I explained to her where my head’s at, how it got there, what I learned of myself this summer and what I now wanted from life She let me know what her interests are, what she’s realized she’s good at, what still confuses her, and what she wants to accomplish next. As she stood up, she told me that this was the first time she’d ever really heard me speak–like, really speak. And she was right. I didn’t have many real conversations with anyone last year, or any of my first four years at school. I never actually said how I was doing, or what I’d been thinking. The thing is, no one ever really asked. It’s always sort of, “what’s up with you lately?.” Although it was cool that we were able to speak honestly about these things for the first time, it bothered me that I hadn’t been doing that with her before. I hadn’t been doing that with anyone.
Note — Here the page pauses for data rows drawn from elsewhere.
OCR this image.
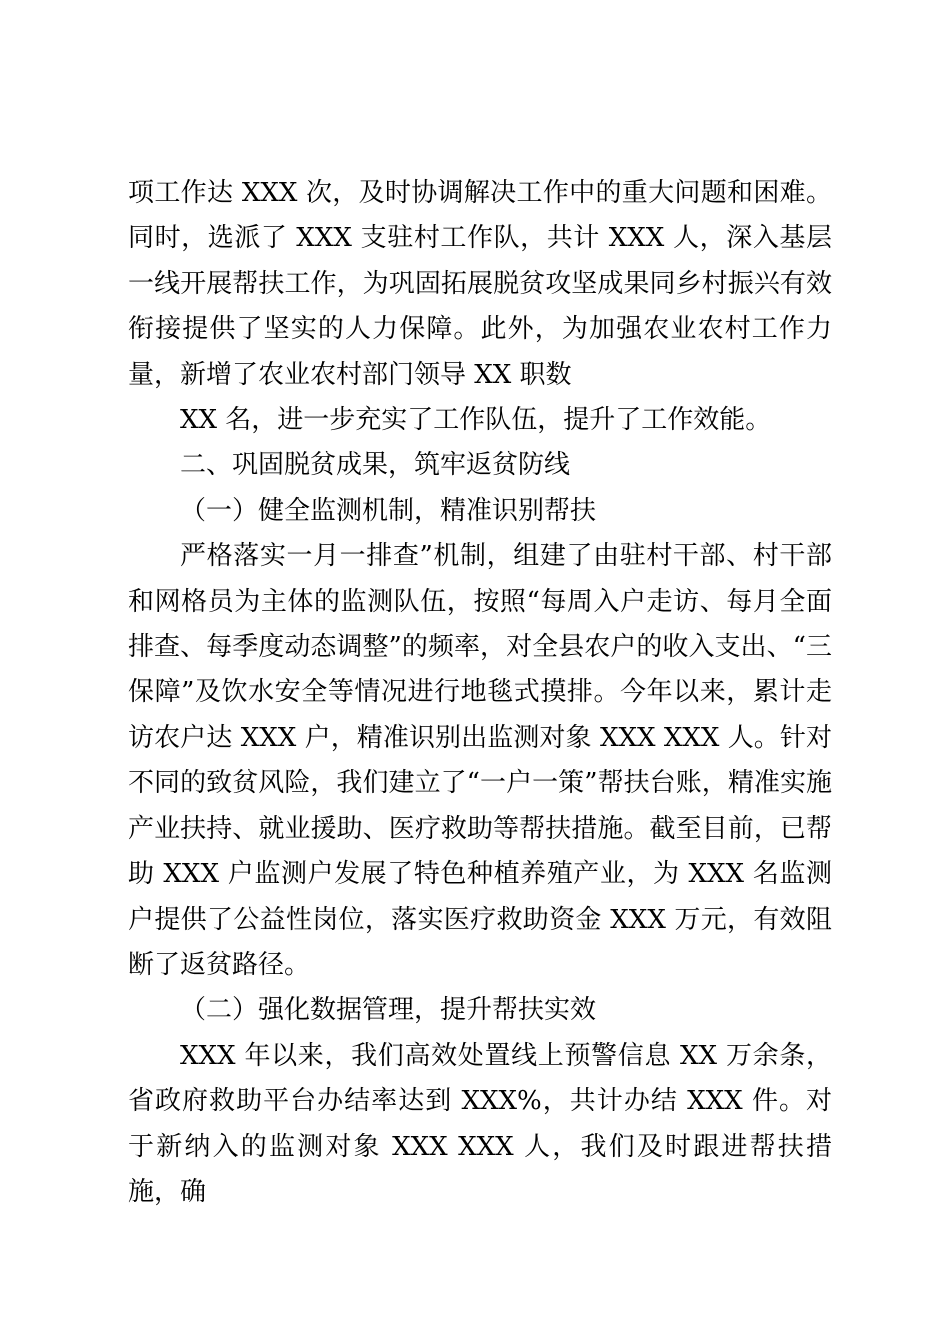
项工作达 XXX 次，及时协调解决工作中的重大问题和困难。同时，选派了 XXX 支驻村工作队，共计 XXX 人，深入基层一线开展帮扶工作，为巩固拓展脱贫攻坚成果同乡村振兴有效衔接提供了坚实的人力保障。此外，为加强农业农村工作力量，新增了农业农村部门领导 XX 职数

XX 名，进一步充实了工作队伍，提升了工作效能。

二、巩固脱贫成果，筑牢返贫防线

（一）健全监测机制，精准识别帮扶

严格落实一月一排查”机制，组建了由驻村干部、村干部和网格员为主体的监测队伍，按照“每周入户走访、每月全面排查、每季度动态调整”的频率，对全县农户的收入支出、“三保障”及饮水安全等情况进行地毯式摸排。今年以来，累计走访农户达 XXX 户，精准识别出监测对象 XXX XXX 人。针对不同的致贫风险，我们建立了“一户一策”帮扶台账，精准实施产业扶持、就业援助、医疗救助等帮扶措施。截至目前，已帮助 XXX 户监测户发展了特色种植养殖产业，为 XXX 名监测户提供了公益性岗位，落实医疗救助资金 XXX 万元，有效阻断了返贫路径。

（二）强化数据管理，提升帮扶实效

XXX 年以来，我们高效处置线上预警信息 XX 万余条，省政府救助平台办结率达到 XXX%，共计办结 XXX 件。对于新纳入的监测对象 XXX XXX 人，我们及时跟进帮扶措施，确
There’s a routine We enter a routine in conversations that allows us to just go through the motions. “How was your summer? Where did you work? How are your classes this year?” No one actually cares about this shit, but we always ask these sorts of questions and never listen to the answers we receive in order to survive the interaction without messing it up. People don’t like the feeling of struggling through a quick conversation, or not knowing what to talk about, so we create these conversational checkpoints instead of just asking “how are you” and really listening. No one ever wants to reveal too much, or any of themselves, but there are so many things you can learn about someone if you just ask, and there’s so much to be said if you decide to stop speaking in generalities.
How am I now? I’m in a better headspace than I was four or five months ago. I’m at a point where I, and everyone around me who wants something bad enough, is willing to put in the work that’s necessary to get it. That’s how I am. I’m downloading music that I’ve always heard about, but never actually listened to. I make an effort to cook now instead of picking up pizza from convenience stores. I’ve been drinking tea. Learning these things about people holds a lot more significance than knowing that they worked for their parents’ company all summer, what courses they’re taking in school, and if they’re still seeing Sarah or Michael.
People have a great capacity for understanding, and a genuine knowledge or interest in a number of different fields. We need to learn how to prompt thoughtful conversation from one another. No one just starts off rambling about their lives if they feel it won’t be reciprocated. You need to create that level of cadency by being open with your own thoughts and ideas, your own discoveries and questions in order to get that same level of openness in others. Maybe then we’ll find ourselves more comfortable in those quick, run-in conversations that we fear having with people we could actually be getting to know. Or maybe that’s just what I think.